Wired Magazine UK Edition, Jun-12 Issue. In the article How to Spot the Future it is recommended to apply 7 rules. One is Surf the Exponentials. Moore's Law (chips will exponentially become faster and cheaper) has been the driver of the information age.
Nothing for a mathematician to roll the eyes? To catch the wave of faster-and-cheaper, Mathematicians let their solvers dance with symbols and clever numerical schemes - symbolically enhanced numeric computing as Wolfram calls the related differential advantage of Mathematica.
But catching the wave of exponentials of the new computing muscles - heterogeneous CPU/GPU architectures - might give us even a better way?
We are Reinventing UnRisk. I have announced this also here.
We made our present pricing and calibration engines blazingly fast by applying clever numerical schemes to the financial PDEs from the simpler to the most complex ones. This includes adaptive integration, finite elements with streamline diffusion, FourierCosine methods and more. All methods not so common in quant finance circles. This and combining grid computing with massive parallelism in the CUDA framework we have reduced difficult practical portfolio-across-scenario analysis cases from 8h to 8sec. This was the start: Taming the Machine Infernal and our engines became steadily faster from release to release.
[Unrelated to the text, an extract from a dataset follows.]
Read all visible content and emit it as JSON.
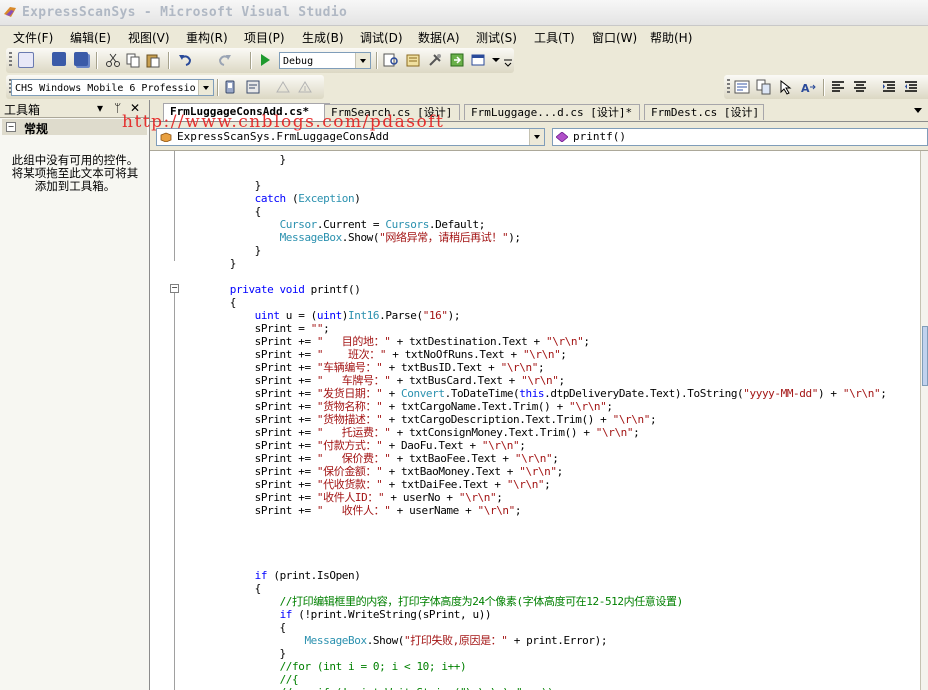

The All-New UnRisk engines will be re-implemented in OpenCL and now having a major portion of the work done we recognize that simpler massive parallel algorithms fit even better. With an amazing code reduction and extra flexibility. The code is platform-agnostic.
We have caught the wave of faster-and-cheaper again and surf the exponentials with unbelievable little one-for-all code. This will enable quant developers and us to hone the experiences of programming the high level financial objects and events in a high-level domain-specific language, but rely on bank-proof models and solvers that utilize future computing muscles. Mathematica is supporting OpenCL.